Making use of primitive types, rather than declaring value classes, will often produce a program with equivalent or slightly better performance. However, this approach gives up the valuable abstractions provided by classes. It's easy to, say, interpret a double with the wrong units, pass an out-of-range int to a library method, or fail to keep two boolean flags together in the right order.

Value classes provide useful performance benefits without needing implicit constructors and null-restricted storage.
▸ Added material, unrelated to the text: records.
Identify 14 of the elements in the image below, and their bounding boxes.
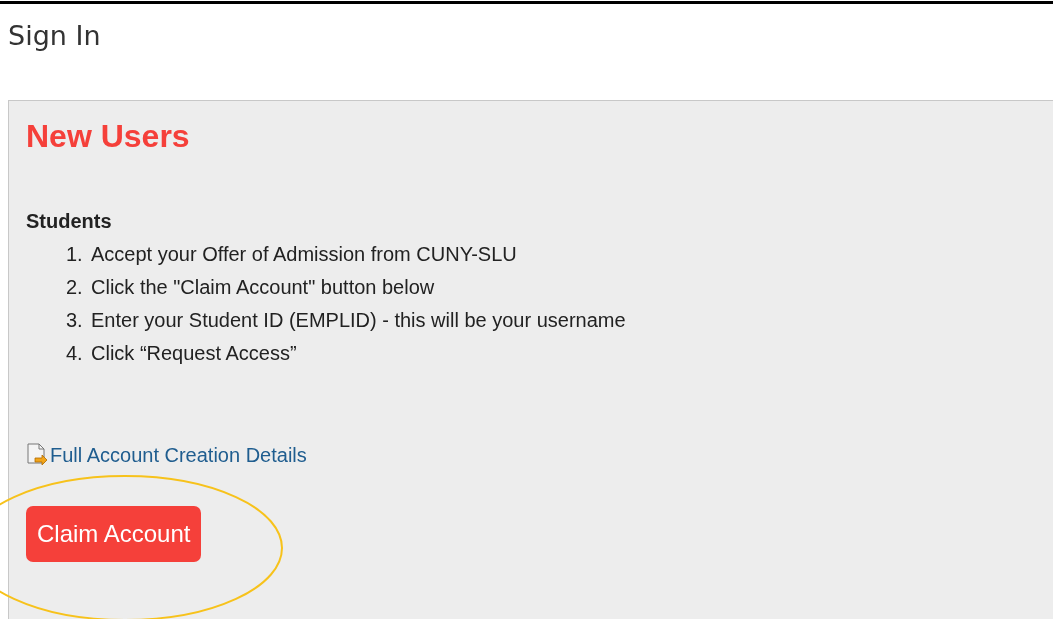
document-icon — [26, 443, 48, 467]
step-text: Click the "Claim Account" button below — [91, 275, 435, 300]
step-number: 2. — [66, 275, 84, 300]
page-title: Sign In — [8, 19, 101, 53]
panel-heading: New Users — [26, 117, 190, 155]
step-number: 1. — [66, 242, 84, 267]
account-details-link[interactable]: Full Account Creation Details — [50, 442, 307, 468]
step-text: Click “Request Access” — [91, 341, 297, 366]
section-label: Students — [26, 209, 112, 234]
claim-account-button[interactable]: Claim Account — [26, 506, 202, 562]
step-text: Enter your Student ID (EMPLID) - this will be your username — [91, 308, 626, 333]
step-number: 3. — [66, 308, 84, 333]
step-text: Accept your Offer of Admission from CUNY-SLU — [91, 242, 517, 267]
step-number: 4. — [66, 341, 84, 366]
And with additional innovation in JVM implementation techniques and hardware capabilities, the performance costs of null encodings and atomic updates may shrink further. However, the limitations outlined in the "Motivation" section are pretty fundamental. For example, a value class type wrapping a single long field and supporting the full range of long values for that field can never be encoded in fewer than 65 bits. This JEP gives programmers who need fine-grained control a more reliable performance model for heap storage.

We considered many different approaches to the object model and type system before settling on a model in which compact flattened heap storage is simply a JVM optimization for a null-restricted reference type. This strategy avoids the conceptual overhead that comes from generalizing the existing model for primitive types. Developers already understand objects and classes, and null-restricted types are a simple language enhancement that is useful as a general-purpose feature.

Risks and Assumptions

There are security risks involved in allowing instance creation outside of constructors, via initial instances and non-atomic reads and writes. Developers will need to understand the implications, and recognize when it would be unsafe to declare an implicit constructor or implement the LooselyConsistentValue interface.

Dependencies

This JEP depends on Value Objects (Preview), which establishes the semantics of identity-free objects and applies many JVM optimizations.

Building on this JEP, JEP 402: Enhanced Primitive Boxing (Preview) refactors the primitive wrapper classes as value classes with implicit constructors.

In the future, JVM class and method specialization (JEP 218, with revisions) will allow generic classes and methods to specialize field and array layouts when parameterized by null-restricted value class types.

More general support for nullness features will be explored in a future JEP.